Tras terminar el instituto, me matriculé en la universidad en la especialidad que él eligió por mí. Fue de las últimas decisiones que tomó respecto a mi vida; para entonces, caído en desgracia en el trabajo, empezó a dejarme de lado. Cuando acabé la carrera, había perdido casi toda su influencia y casi todo el dinero. Medio patrimonio quedó en abogados e intereses para evitar la cárcel. Con suerte, logró desvanecerse del panorama público y retirarse tranquilamente a su finca en las afueras de Madrid.
Yo jamás fui a verle. Sin nada en común y sin poder soportar más su trato cruel, preferí alejarme. Solo recibía llamadas de los vecinos, avisando de sus cada vez más alarmantes conductas. No tuve más opción que reunir valor y traerle a vivir conmigo.
Poder atormentarme en persona pareció revitalizarle. Gritaba día tras día, montaba escenas, destrozaba cosas. Tuve que encerrarlo en una habitación con llave, para contener los destrozos. Pero ni eso funcionó, y los indicios de demencia iban a más. No quedó más remedio que dar el paso: ingresarle en una residencia.

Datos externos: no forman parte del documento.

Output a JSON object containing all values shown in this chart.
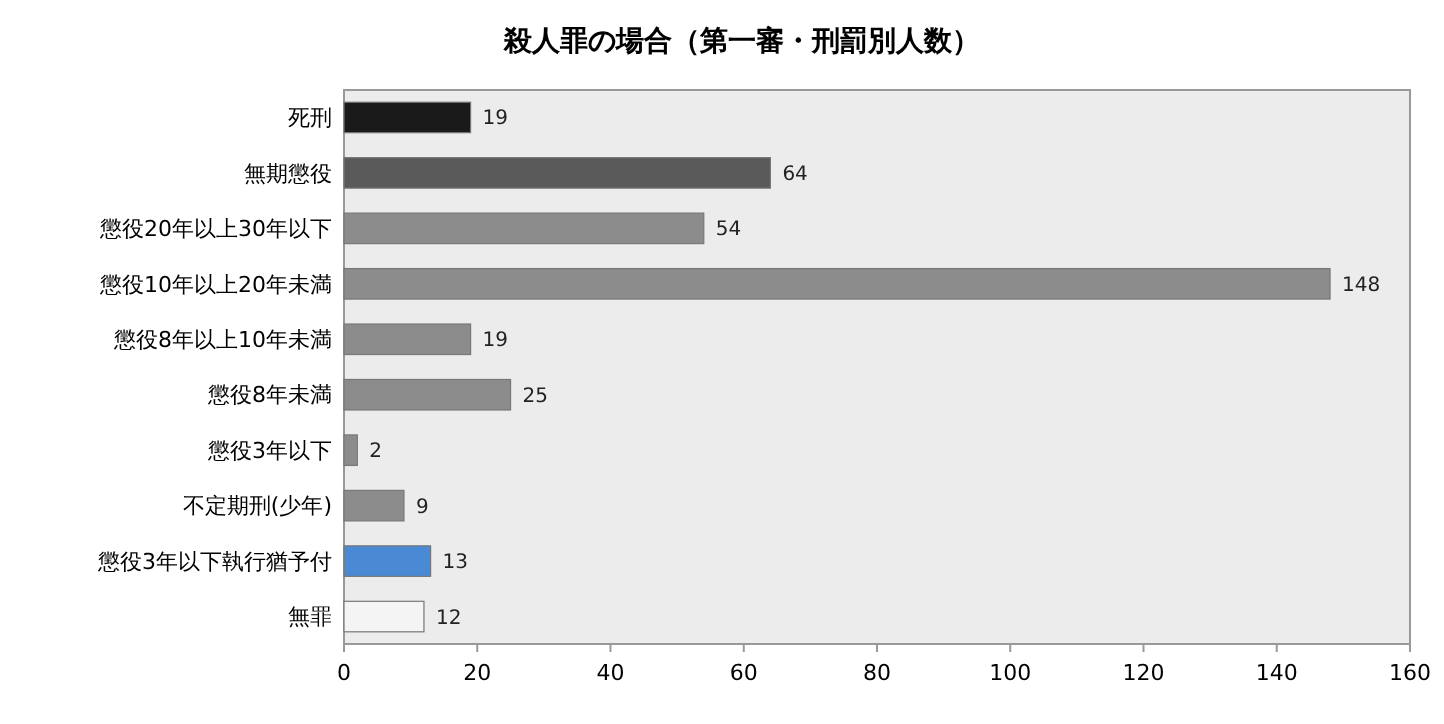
{
  "chart_data": {
    "type": "bar",
    "orientation": "horizontal",
    "title": "殺人罪の場合（第一審・刑罰別人数）",
    "categories": [
      "死刑",
      "無期懲役",
      "懲役20年以上30年以下",
      "懲役10年以上20年未満",
      "懲役8年以上10年未満",
      "懲役8年未満",
      "懲役3年以下",
      "不定期刑(少年)",
      "懲役3年以下執行猶予付",
      "無罪"
    ],
    "values": [
      19,
      64,
      54,
      148,
      19,
      25,
      2,
      9,
      13,
      12
    ],
    "colors": [
      "#1a1a1a",
      "#5a5a5a",
      "#8c8c8c",
      "#8c8c8c",
      "#8c8c8c",
      "#8c8c8c",
      "#8c8c8c",
      "#8c8c8c",
      "#4a8ad4",
      "#f4f4f4"
    ],
    "xlim": [
      0,
      160
    ],
    "xticks": [
      0,
      20,
      40,
      60,
      80,
      100,
      120,
      140,
      160
    ],
    "data_labels": true,
    "grid": false
  }
}
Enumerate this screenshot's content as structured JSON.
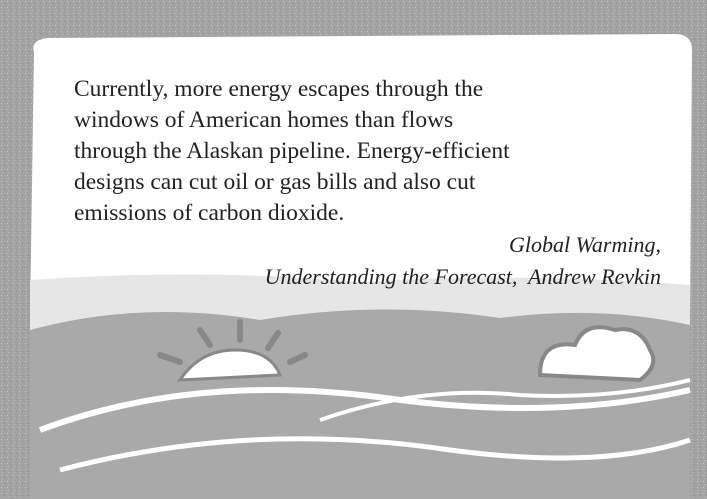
{
  "quote": {
    "lines": [
      "Currently, more energy escapes through the",
      "windows of American homes than flows",
      "through the Alaskan pipeline. Energy-efficient",
      "designs can cut oil or gas bills and also cut",
      "emissions of carbon dioxide."
    ]
  },
  "attribution": {
    "lines": [
      "Global Warming,",
      "Understanding the Forecast,  Andrew Revkin"
    ]
  }
}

Nunca he tenido mi propia familia. Una autoestima destrozada y el miedo a la gente me lo impidieron siempre. Tampoco logré amigos en el trabajo, evitando todo contacto. Sin embargo, cuando llegó la hora de ingresar a mi padre en la residencia, la vergüenza me mataba por dentro.
Dejarle conmigo era peligroso: los médicos confirmaron que tenía las primeras fases de demencia; no era consciente ni de sus actos. Pero su odio, tan familiar, se mantenía incluso cuando dejó de reconocerme.
Visité todos los centros de Madrid, eligiendo uno digno, aunque caro. Para costearlo, tuve que dejar casi todo mi salario y buscarme trabajos extra para llegar a fin de mes.
Al verle marchar, me sentí desamparada durante días. Me venían recuerdos de la única vez que mi madre intentó huir de él, llevándome a mí de la mano. Él nos localizó y, no mucho después, ella murió.
A pesar de todo, cada vez que visito a mi padre, lloro. Siento pena y culpa, como si eso fuera lo único que aprendí de mis padres.
Y junto a ese remordimiento insaciable, mi salud se va llevando poco a poco.